We are trying to approximate the value of at $x=nh$ and we know that $u_{n+1}=u(x+h)$, $u_{n}=u(x)$ and $u_{n-1}=u(x-h)$. The question is, for what values of $a, b$ and $C$ is the following an approximation?

$C(5u_{n+1}+au_{n-1} - bu_{n})\approx u^{\prime\prime}$

I am not too sure what this question is asking. I am familiar with the traditional central difference approximation for the second derivative, but does there have to be some kind of relationship between the constants above for the approximation to be true?

Answer 1

As a special case, consider $u_n=c_0+c_1n+c_2n^2$. Then one can show that \begin{align} 5u_{n+1}+au_{n-1}-b u_n &=(5+a-b)c_0+[5-a+(5+a-b)n]c_1\\&\;\;\;\;+[5 + a + 2n(5 - a) + (5+a-b) n^2]c_2. \end{align}

But the second derivative of $u(x)=u_n$ should be independent of $c_0,c_1$, so we need the above coefficients of $c_0,c_1$ to vanish identically.

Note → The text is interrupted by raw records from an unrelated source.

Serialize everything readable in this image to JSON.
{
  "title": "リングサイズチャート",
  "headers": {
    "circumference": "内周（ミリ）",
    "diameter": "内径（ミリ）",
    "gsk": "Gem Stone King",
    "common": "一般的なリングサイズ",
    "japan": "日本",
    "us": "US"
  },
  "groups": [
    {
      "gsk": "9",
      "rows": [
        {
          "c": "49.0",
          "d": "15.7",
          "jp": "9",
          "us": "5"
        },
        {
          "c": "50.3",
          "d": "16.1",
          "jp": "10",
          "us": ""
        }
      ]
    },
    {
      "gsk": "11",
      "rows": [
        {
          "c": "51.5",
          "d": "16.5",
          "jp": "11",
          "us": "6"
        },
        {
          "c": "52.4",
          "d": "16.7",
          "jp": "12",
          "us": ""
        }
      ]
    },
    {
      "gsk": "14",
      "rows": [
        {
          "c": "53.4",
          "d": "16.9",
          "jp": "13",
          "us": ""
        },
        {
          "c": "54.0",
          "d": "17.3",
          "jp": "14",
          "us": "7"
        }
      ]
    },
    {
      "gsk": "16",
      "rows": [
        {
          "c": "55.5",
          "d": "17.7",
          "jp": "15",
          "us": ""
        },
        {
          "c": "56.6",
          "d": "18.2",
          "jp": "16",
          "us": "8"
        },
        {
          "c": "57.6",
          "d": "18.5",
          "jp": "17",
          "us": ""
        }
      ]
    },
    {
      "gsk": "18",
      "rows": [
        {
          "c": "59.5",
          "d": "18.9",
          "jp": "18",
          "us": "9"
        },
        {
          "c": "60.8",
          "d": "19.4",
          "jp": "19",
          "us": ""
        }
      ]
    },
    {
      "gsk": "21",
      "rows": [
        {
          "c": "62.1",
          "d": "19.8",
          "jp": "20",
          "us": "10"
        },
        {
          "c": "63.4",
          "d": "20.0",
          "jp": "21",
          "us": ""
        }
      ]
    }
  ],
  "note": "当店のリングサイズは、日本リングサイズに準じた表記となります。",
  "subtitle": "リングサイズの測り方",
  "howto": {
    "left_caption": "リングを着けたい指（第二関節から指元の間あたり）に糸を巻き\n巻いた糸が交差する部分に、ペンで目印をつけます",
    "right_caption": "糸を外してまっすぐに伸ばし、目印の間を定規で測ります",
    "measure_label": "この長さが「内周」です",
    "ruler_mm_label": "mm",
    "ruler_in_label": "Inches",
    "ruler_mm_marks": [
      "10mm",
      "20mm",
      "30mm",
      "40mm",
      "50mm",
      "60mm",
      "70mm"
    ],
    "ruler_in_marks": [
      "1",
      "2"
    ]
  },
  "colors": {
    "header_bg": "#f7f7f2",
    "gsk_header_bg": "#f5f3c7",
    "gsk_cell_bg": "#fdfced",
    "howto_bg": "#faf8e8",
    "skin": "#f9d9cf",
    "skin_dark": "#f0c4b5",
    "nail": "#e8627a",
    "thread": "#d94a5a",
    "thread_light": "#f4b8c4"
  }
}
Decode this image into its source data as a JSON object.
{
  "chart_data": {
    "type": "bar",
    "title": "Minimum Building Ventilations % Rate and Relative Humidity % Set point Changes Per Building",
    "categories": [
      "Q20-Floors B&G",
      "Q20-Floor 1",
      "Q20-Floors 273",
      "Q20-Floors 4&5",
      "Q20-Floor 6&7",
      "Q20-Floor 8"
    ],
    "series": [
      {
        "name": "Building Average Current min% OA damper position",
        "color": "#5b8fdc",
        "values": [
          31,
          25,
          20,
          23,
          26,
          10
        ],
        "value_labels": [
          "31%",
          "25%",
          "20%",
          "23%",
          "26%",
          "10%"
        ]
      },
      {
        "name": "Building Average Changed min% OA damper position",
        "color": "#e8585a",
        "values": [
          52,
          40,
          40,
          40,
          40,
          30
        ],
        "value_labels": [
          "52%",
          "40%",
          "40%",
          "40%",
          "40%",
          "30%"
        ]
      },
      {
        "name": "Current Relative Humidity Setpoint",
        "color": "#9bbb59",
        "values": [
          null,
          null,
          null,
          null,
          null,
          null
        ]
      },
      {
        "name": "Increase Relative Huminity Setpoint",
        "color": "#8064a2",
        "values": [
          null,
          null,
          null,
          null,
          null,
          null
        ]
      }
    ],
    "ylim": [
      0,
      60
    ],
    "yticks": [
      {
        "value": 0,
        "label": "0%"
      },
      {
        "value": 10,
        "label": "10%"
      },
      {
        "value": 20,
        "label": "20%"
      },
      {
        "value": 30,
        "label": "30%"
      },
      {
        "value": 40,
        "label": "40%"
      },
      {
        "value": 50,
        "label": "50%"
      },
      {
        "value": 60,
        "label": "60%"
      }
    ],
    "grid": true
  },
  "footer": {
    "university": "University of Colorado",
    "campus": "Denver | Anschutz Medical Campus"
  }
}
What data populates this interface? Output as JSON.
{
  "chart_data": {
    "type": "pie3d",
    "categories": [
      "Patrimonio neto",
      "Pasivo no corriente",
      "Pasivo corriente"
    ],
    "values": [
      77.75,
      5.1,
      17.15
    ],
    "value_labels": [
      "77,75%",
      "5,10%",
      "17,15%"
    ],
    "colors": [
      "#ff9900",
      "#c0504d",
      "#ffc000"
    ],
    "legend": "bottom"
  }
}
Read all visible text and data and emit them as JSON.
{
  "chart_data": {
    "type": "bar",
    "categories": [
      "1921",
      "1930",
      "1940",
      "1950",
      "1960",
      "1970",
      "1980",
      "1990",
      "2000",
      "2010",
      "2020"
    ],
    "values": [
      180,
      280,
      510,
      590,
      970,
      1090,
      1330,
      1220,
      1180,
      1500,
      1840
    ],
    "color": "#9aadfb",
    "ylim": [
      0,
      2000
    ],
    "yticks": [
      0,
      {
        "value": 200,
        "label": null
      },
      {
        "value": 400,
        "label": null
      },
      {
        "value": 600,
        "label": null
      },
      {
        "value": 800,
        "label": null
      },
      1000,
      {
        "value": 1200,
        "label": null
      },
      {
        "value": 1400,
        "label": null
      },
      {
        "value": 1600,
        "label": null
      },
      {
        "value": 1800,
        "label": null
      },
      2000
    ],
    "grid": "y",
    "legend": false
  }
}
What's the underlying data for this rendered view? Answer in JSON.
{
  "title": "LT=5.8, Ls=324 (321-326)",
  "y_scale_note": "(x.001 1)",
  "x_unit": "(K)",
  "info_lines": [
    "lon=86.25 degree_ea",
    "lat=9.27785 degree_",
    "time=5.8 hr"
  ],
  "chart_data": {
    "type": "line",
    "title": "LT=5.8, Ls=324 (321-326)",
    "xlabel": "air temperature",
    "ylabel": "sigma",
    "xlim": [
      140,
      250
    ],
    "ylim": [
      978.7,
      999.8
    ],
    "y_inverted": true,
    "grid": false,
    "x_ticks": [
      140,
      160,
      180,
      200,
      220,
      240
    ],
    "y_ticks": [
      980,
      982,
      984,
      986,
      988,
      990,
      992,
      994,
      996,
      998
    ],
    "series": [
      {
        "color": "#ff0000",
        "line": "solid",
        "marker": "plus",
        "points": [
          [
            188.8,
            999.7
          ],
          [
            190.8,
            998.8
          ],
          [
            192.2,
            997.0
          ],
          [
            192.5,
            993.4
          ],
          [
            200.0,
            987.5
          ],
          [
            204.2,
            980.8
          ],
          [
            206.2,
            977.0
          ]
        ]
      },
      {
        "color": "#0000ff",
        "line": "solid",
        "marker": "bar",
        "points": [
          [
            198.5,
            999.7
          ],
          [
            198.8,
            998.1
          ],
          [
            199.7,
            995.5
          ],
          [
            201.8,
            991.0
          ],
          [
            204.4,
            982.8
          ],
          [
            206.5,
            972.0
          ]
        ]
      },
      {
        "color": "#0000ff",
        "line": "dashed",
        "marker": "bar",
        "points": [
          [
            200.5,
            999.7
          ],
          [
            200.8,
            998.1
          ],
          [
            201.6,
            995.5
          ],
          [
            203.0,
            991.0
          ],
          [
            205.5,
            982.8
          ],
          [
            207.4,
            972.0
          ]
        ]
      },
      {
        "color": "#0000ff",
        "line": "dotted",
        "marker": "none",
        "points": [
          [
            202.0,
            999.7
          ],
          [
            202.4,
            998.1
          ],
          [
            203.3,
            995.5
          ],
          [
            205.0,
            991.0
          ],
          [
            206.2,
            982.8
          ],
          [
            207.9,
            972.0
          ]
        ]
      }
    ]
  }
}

From the former, we have $b=a+5$; from the latter, we have $5-a+(5+a-b)n=5-a=0.$ Hence $a=5,b=10,$ in which case the proposed approximation for $u''(x)$ is $$C(5u_{n+1}-10u_n + 5u_{n-1})=10Cc_2.$$

But $u(x)=u_n=c_0+c_1(x/h)+c_2(x/h)^2$ since $x=nh$, so $u''(x)=2c_2/h^2$. So for the above to work, we need $10Cc_2 = 2c_2/h^2\implies C=1/5h^2.$ Hence the approximation must be of the form

$$\frac{1}{h^2}(u_{n+1}-2u_n+u_{n-1})\approx u''(x)$$ which if written in terms of $u(x)$ is just the familiar central difference formula for $u''(x)$.

Answer 2

hint:$$\lim_{h \to 0}\frac{u(x+h)+u(x-h)-2u(x)}{h^2}=u''(x)\\\lim_{h \to 0}\frac{u'(x+h)-u'(x-h)-2(0)}{2h}=\\ \lim_{h \to 0}\frac{u''(x+h)+u''(x-h)}{2}=u''(x)$$ now if you take $$a=5,b=-10\\5u(n+1)+5u(n-1)-10u\sim h^2 u''$$